In the 2017 customer journey, attention saving moments are frequently invisible. And the customer will only appreciate them the first time round. Delightful solutions quickly become routine, noticed only when broken. Competitors (within and outside your industry) are working around the clock to reduce friction through incremental improvements and radical shortcuts. If you’re not up to speed on changing expectations you will trigger disappointment, frustration and even a little rage. Yikes.
What has driven customer expectations around attention saving so high?
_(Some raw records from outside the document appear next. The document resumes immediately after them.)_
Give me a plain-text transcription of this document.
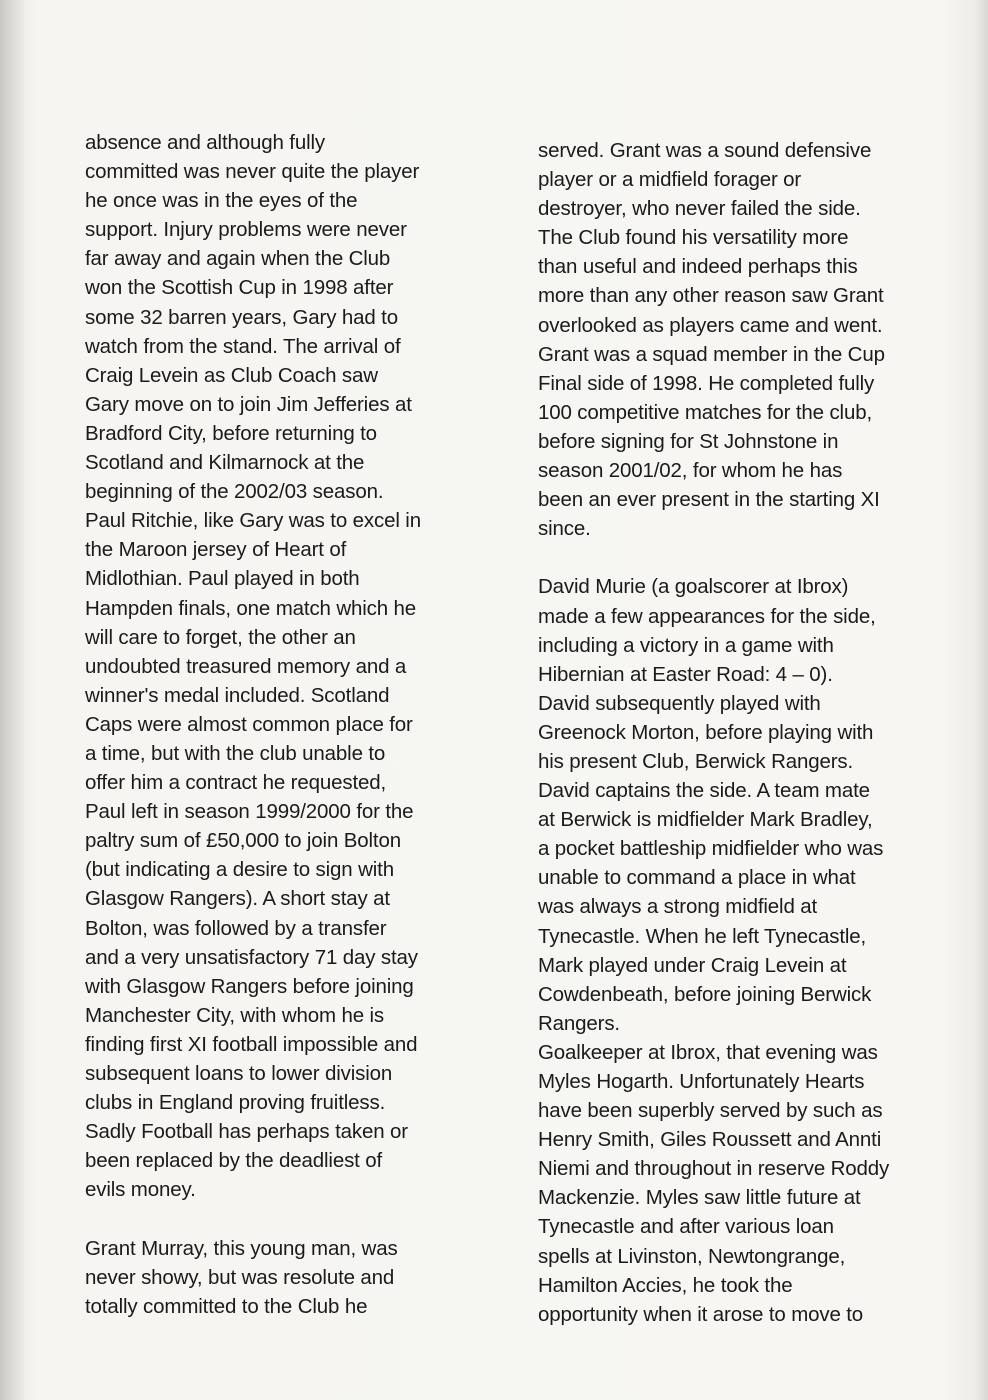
absence and although fully
committed was never quite the player
he once was in the eyes of the
support. Injury problems were never
far away and again when the Club
won the Scottish Cup in 1998 after
some 32 barren years, Gary had to
watch from the stand. The arrival of
Craig Levein as Club Coach saw
Gary move on to join Jim Jefferies at
Bradford City, before returning to
Scotland and Kilmarnock at the
beginning of the 2002/03 season.
Paul Ritchie, like Gary was to excel in
the Maroon jersey of Heart of
Midlothian. Paul played in both
Hampden finals, one match which he
will care to forget, the other an
undoubted treasured memory and a
winner's medal included. Scotland
Caps were almost common place for
a time, but with the club unable to
offer him a contract he requested,
Paul left in season 1999/2000 for the
paltry sum of £50,000 to join Bolton
(but indicating a desire to sign with
Glasgow Rangers). A short stay at
Bolton, was followed by a transfer
and a very unsatisfactory 71 day stay
with Glasgow Rangers before joining
Manchester City, with whom he is
finding first XI football impossible and
subsequent loans to lower division
clubs in England proving fruitless.
Sadly Football has perhaps taken or
been replaced by the deadliest of
evils money.
Grant Murray, this young man, was
never showy, but was resolute and
totally committed to the Club he
served. Grant was a sound defensive
player or a midfield forager or
destroyer, who never failed the side.
The Club found his versatility more
than useful and indeed perhaps this
more than any other reason saw Grant
overlooked as players came and went.
Grant was a squad member in the Cup
Final side of 1998. He completed fully
100 competitive matches for the club,
before signing for St Johnstone in
season 2001/02, for whom he has
been an ever present in the starting XI
since.
David Murie (a goalscorer at Ibrox)
made a few appearances for the side,
including a victory in a game with
Hibernian at Easter Road: 4 – 0).
David subsequently played with
Greenock Morton, before playing with
his present Club, Berwick Rangers.
David captains the side. A team mate
at Berwick is midfielder Mark Bradley,
a pocket battleship midfielder who was
unable to command a place in what
was always a strong midfield at
Tynecastle. When he left Tynecastle,
Mark played under Craig Levein at
Cowdenbeath, before joining Berwick
Rangers.
Goalkeeper at Ibrox, that evening was
Myles Hogarth. Unfortunately Hearts
have been superbly served by such as
Henry Smith, Giles Roussett and Annti
Niemi and throughout in reserve Roddy
Mackenzie. Myles saw little future at
Tynecastle and after various loan
spells at Livinston, Newtongrange,
Hamilton Accies, he took the
opportunity when it arose to move to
- The On-Demand Decade: No category has remained untouched by on-demand expectations. The decade where mobile-wielding masses have embraced everything from Narcos to narcotics on-demand. Didi Chuxing’s platform can provide 20 million trips a day (yep, more than Uber!), while as of April 2017, Amazon Dash button orders were being placed four times a minute.
- Verbal Intelligence: Alexa, Siri, Google Assistant and other virtual assistants harnessed developments in voice recognition, natural language processing and cloud-based intelligence and leapt from novelty to revolutionary. 76% of all regular voice users say that “using voice technology feels really natural now and I don’t even think about it.” (JWT Intelligence, February 2017). As platforms, they offer a growing range of access to third party services. Along with their awkward cousins, chatbots, they are rewriting expectations around brand interactions: from complex to casual.
- Status via Busyness: With connected lifestyles the office never closes, as any modern knowledge worker knows. Research published in the Journal of Consumer Research found: “status inferences are driven by the belief that the busy individual has higher human capital characteristics and is scarcer and more in demand.” In plain English: an epic cultural shift has occurred, whereby leisure time isn’t always the status symbol it once was. On the contrary, being so busy one needs time-saving apps, within-the-hour services (and not-so-smart juicers) to survive is a sign that the individual is a very big deal.
How can your Customer Experience outpace expectations around attention saving?
- Go Off The Map: When asking which parts of the customer experience to make disappear, think beyond the typical route of your customer’s’ journey with your brand. What experiences, outside that journey, in daily life would do well to just disappear?
- Make Multitasking Easy: Attention maximizers love to layer hands-free, eyeball-free escapism or education on to otherwise lost time (see how sales of audiobooks boom while ebooks flicker). How might you empower customers to cram in additional experiences?
- Guilt: Outsourced: Even the world’s most conscious customer doesn’t want to idle in the supermarket aisle weighing up which eggs came from the happiest chickens. Free up their attention by assuring negative eco or social impacts are minimized.
- Don’t Be Evil: The dark side of easy and invisible experiences is they can encourage customers to overindulge or pursue harmful behavior (such as driving for longer hours with Uber) in pursuit of profit. Make sure your nudging is not nefarious.